There are quite a few American parents asleep at the switch when it comes to what their 13- and 14-year-olds are doing at 3 o’clock in the morning. So Nelly may have a point when he chides those parents who would let their daughters watch “Tip Drill.”

Why he didn’t show the same concern for whether their sons watch the video perhaps indicates the problem those Spelman women had with Nelly and “Tip Drill.” This guy may be able to sing, but he doesn’t seem to be the sharpest knife in the drawer.

What those Spelman women were saying is that they found “Tip Drill” filled with degrading images and stereotypes of black women. Is Nelly really saying degrading and stereotypical images are acceptable as long as we keep them away from the kiddies?

Let me draw an analogy here. In my writing class at Johns Hopkins University — which usually has mostly white and Asian students — I showed some 1940s cartoons that viciously stereotyped black people. I did it to show the students that the racism black folks had to overcome wasn’t just manifested in some segregation laws on the books. It seeped into the entire culture.

Perhaps those young ladies at Spelman should invite Nelly back, strap him in a chair, lock him in a room and have him watch some of those old cartoons.
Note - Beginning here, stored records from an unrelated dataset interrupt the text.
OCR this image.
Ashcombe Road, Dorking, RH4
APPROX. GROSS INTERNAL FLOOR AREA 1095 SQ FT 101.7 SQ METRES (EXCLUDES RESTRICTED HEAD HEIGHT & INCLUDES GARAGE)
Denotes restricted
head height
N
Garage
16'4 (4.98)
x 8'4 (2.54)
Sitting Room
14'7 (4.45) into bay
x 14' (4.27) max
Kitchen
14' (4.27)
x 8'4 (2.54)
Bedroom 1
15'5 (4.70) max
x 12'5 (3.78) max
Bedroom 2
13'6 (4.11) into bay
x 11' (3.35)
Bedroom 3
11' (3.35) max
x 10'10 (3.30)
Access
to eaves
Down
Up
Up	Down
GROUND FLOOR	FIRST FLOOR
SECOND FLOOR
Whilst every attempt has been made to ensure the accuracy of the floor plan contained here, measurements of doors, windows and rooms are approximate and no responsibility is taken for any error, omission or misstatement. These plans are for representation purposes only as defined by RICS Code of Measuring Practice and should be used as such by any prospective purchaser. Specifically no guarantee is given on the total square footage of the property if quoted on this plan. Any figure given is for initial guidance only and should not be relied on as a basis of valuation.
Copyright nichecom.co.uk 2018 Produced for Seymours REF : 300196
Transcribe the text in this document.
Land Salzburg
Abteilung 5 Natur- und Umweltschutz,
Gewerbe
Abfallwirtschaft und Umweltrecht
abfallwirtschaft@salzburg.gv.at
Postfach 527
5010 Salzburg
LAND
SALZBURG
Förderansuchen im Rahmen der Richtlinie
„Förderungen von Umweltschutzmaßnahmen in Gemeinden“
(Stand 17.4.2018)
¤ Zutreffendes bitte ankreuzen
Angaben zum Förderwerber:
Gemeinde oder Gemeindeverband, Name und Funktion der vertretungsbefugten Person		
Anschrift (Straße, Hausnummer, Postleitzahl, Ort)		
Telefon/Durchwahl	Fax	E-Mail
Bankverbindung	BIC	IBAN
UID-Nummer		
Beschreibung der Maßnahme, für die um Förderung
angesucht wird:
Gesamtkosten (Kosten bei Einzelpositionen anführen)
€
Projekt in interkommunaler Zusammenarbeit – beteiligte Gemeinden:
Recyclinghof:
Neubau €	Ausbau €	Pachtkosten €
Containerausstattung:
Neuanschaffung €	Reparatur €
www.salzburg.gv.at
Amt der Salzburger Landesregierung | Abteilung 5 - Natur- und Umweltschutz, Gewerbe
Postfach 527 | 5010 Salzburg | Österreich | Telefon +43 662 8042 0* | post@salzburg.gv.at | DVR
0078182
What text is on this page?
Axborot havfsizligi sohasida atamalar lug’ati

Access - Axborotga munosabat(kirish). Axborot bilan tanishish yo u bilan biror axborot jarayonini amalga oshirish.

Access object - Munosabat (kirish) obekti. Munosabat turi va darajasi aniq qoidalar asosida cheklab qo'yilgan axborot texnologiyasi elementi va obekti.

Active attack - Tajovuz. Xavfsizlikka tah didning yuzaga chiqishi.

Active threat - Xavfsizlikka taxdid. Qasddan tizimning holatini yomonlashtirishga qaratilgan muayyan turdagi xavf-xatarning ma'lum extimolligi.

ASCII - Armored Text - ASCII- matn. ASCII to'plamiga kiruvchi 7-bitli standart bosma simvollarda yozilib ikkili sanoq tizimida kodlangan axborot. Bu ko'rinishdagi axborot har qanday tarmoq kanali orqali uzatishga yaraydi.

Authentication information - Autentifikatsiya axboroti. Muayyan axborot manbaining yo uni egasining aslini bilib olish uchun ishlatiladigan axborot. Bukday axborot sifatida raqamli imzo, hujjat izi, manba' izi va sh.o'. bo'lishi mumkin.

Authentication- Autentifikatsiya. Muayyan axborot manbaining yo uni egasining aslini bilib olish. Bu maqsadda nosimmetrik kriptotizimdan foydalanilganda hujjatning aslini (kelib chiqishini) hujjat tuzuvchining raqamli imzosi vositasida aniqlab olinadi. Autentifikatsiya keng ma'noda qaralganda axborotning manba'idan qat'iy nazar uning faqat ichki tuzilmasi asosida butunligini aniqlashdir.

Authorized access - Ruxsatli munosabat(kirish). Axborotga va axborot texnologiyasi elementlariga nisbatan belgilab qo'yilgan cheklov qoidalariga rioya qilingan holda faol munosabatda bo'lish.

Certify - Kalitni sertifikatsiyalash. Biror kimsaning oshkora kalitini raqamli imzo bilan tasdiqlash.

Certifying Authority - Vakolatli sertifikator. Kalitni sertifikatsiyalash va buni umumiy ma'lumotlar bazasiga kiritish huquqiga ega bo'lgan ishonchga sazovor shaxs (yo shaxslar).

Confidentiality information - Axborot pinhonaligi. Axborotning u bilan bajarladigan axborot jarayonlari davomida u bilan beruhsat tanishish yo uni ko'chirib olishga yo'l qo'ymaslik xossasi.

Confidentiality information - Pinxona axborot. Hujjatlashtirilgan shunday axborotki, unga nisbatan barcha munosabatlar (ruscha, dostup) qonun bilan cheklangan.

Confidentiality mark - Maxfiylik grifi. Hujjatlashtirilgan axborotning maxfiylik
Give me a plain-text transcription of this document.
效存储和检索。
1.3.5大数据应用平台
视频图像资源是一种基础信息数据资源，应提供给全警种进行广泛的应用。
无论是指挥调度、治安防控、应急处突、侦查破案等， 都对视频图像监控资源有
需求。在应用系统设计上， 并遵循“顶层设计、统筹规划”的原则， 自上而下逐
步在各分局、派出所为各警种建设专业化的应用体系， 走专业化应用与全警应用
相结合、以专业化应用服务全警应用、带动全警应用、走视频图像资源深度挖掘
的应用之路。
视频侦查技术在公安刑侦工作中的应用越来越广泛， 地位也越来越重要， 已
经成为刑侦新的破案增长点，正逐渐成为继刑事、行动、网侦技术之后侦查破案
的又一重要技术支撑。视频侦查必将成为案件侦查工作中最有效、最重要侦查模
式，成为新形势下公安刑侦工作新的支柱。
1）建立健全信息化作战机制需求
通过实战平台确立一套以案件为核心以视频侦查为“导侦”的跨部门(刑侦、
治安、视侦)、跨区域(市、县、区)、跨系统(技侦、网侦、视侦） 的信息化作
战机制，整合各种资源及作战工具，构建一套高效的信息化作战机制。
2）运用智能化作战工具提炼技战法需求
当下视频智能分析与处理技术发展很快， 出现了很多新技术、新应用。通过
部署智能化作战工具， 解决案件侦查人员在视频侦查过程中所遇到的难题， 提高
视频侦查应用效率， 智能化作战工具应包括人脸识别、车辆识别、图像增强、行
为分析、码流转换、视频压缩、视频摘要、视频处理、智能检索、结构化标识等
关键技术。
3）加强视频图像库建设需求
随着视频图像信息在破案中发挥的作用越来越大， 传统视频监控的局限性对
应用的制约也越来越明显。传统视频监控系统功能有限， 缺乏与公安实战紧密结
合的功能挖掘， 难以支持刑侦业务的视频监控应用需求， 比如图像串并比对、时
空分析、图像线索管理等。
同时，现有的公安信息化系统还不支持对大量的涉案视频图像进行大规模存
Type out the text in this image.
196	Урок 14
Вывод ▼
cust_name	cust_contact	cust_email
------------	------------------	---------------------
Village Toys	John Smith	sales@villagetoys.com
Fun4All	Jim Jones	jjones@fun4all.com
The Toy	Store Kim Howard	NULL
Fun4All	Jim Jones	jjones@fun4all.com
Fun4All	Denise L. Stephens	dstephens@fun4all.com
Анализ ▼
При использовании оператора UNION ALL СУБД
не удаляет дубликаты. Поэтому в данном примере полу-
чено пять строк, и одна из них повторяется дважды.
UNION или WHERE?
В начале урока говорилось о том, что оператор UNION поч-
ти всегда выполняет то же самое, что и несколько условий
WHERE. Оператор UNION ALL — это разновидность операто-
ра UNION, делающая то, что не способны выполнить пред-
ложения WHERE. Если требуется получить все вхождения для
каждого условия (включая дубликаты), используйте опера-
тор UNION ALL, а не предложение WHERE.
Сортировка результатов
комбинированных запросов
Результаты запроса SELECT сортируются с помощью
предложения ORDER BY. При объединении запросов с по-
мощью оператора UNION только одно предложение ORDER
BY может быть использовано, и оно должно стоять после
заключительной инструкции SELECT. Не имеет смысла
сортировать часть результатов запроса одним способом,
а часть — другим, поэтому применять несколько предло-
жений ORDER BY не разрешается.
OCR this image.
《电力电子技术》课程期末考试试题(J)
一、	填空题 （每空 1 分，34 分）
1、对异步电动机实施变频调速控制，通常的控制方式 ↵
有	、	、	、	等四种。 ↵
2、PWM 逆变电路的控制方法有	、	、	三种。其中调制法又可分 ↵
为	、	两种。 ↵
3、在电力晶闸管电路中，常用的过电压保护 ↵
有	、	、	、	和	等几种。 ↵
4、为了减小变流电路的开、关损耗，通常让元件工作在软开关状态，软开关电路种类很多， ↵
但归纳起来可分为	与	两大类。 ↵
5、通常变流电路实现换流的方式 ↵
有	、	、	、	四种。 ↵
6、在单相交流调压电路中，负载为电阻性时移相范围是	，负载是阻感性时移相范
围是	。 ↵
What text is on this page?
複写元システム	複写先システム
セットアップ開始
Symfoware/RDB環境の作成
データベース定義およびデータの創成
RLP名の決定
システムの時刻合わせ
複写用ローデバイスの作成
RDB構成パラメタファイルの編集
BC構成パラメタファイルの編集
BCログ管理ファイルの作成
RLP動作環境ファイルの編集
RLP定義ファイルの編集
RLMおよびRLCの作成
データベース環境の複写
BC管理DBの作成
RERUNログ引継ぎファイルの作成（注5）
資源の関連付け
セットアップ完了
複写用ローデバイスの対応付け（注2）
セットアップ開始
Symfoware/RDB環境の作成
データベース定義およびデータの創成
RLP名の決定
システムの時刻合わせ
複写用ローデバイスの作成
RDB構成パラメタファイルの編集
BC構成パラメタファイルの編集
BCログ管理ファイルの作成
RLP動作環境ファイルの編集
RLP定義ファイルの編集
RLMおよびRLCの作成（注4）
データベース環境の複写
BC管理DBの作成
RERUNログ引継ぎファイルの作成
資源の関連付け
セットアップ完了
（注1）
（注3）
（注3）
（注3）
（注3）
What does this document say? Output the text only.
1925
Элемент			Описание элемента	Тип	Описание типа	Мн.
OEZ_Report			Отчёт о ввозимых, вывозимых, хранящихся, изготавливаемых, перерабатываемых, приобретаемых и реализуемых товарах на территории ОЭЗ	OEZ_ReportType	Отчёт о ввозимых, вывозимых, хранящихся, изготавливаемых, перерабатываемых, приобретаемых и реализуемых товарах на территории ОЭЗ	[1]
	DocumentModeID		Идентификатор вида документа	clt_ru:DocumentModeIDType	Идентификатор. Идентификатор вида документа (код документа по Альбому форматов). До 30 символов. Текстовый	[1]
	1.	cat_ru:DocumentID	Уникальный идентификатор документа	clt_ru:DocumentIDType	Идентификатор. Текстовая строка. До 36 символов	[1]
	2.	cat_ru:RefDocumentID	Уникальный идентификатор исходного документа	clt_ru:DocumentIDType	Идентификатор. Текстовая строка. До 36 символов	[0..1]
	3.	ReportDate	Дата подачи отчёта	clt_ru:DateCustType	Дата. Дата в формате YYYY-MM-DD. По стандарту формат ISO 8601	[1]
They can throw in the worst of the movies from that era that cruelly stereotyped black folks in the same way.

Then they should ask Nelly if those stereotypes are perfectly fine because he’s watching them and not his daughter.

Women have had to endure not only sexism but sexist stereotypes through the years. Those stereotypes aren’t any less offensive because we keep them away from children.

I suspect most of the black women at Spelman don’t even have daughters. The issue for them isn’t who watches “Tip Drill,” but the message in it. All they’re asking of Nelly is what he doesn’t seem to have: a little empathy.

Try walking a mile in their pumps, playa.